The bill, which was passed by the Senate (89 to 8 votes) in the wee hours of the New Year, would now go to the White House for US President Barack Obama to sign into law, which would end months of anxious moments with regard to fiscal cliff.
Had not passed, fiscal cliff would have resulted in increased tax rates for more than 98 per cent of Americans.
The passage of the legislation by the Republican-majority House was not before some anxious moments during the day, when some of the Republican leaders were mulling bringing amendment to the bill passed by the Senate, but gave up as they were unable to muster enough support.
The Senate bill in itself was a result of the days of negotiations between the Democrats, Republicans and the White House and required the services of US Vice President Joe Biden.
"The House passage of the Senate's bipartisan legislation is a victory for the middle class," said House Minority Leader Nancy Pelosi.

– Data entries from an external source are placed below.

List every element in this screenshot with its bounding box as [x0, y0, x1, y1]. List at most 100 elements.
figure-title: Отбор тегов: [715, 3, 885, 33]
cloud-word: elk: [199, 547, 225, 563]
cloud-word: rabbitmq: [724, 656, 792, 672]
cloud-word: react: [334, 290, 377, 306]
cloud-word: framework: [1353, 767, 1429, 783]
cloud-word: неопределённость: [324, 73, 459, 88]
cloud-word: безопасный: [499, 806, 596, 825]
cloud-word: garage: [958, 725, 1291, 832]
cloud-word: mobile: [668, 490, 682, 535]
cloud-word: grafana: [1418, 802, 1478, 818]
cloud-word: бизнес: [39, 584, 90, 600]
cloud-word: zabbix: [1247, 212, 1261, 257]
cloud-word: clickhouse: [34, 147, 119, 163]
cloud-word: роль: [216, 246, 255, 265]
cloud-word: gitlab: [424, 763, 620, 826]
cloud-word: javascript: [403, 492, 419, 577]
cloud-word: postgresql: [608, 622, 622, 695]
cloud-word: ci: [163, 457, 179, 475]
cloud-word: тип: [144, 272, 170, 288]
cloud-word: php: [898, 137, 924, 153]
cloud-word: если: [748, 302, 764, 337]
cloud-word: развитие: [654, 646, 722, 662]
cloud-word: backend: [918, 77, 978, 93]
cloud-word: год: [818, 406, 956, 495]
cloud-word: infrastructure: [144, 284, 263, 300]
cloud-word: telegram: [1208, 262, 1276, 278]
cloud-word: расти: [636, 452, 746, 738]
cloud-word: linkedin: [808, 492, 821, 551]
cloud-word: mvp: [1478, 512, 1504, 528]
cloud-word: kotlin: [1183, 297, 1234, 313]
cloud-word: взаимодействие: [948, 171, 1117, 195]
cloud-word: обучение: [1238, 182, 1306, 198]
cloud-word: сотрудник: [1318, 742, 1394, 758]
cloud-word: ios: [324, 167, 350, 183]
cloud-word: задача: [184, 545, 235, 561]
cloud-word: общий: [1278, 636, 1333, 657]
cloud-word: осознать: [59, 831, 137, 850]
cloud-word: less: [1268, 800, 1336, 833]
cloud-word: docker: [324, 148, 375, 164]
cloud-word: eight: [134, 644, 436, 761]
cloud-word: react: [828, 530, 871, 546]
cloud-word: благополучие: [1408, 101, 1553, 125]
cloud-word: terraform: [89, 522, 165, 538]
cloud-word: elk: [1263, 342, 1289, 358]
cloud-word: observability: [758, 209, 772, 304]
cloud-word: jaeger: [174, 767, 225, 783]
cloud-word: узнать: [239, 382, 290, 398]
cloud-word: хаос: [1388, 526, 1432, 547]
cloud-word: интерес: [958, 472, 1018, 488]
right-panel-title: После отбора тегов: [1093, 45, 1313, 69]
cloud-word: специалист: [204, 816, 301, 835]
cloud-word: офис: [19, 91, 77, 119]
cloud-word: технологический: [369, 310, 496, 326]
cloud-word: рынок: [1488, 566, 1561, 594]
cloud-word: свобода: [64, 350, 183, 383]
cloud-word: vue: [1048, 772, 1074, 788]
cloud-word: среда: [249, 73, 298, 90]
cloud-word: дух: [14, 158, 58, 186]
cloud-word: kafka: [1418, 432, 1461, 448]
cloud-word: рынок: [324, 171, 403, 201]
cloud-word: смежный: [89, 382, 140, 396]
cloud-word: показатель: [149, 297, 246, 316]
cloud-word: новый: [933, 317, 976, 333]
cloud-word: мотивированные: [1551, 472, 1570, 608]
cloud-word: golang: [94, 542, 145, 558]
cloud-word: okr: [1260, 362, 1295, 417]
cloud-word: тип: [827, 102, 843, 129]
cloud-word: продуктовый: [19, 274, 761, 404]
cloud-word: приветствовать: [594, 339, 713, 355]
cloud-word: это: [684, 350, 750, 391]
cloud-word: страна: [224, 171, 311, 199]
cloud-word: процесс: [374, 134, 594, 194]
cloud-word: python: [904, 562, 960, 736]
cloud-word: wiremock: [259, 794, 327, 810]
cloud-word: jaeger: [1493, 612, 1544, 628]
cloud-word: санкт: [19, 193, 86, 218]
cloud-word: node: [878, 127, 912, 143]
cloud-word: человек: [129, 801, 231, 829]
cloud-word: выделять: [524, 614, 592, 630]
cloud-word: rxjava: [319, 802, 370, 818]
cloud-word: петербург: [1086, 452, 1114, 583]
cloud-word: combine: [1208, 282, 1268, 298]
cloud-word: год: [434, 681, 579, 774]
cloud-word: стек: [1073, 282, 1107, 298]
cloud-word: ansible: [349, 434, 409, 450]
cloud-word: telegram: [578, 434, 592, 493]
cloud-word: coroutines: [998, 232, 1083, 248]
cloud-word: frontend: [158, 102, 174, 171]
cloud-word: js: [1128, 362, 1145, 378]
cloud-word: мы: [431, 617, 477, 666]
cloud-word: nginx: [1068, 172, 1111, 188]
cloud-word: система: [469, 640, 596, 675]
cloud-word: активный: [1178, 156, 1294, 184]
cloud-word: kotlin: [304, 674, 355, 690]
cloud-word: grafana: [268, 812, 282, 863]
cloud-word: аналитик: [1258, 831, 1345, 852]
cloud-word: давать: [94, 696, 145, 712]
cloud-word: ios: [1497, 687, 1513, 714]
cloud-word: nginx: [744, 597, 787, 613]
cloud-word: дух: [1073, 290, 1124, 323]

"Our action permanently extends the middle class tax cut and promotes economic growth, while asking the wealthiest Americans to pay their fair share. It extends unemployment insurance for those who lost their jobs through no fault of their own," she said.
"With the passage of this measure, we strengthen the principle that we must have equal parts revenue and spending cuts as we work to reduce our deficit.
"We strengthen our economy through investments in innovation, tax credits for education, and tax breaks to spur the technologies of the future, including renewable energy," Pelosi said.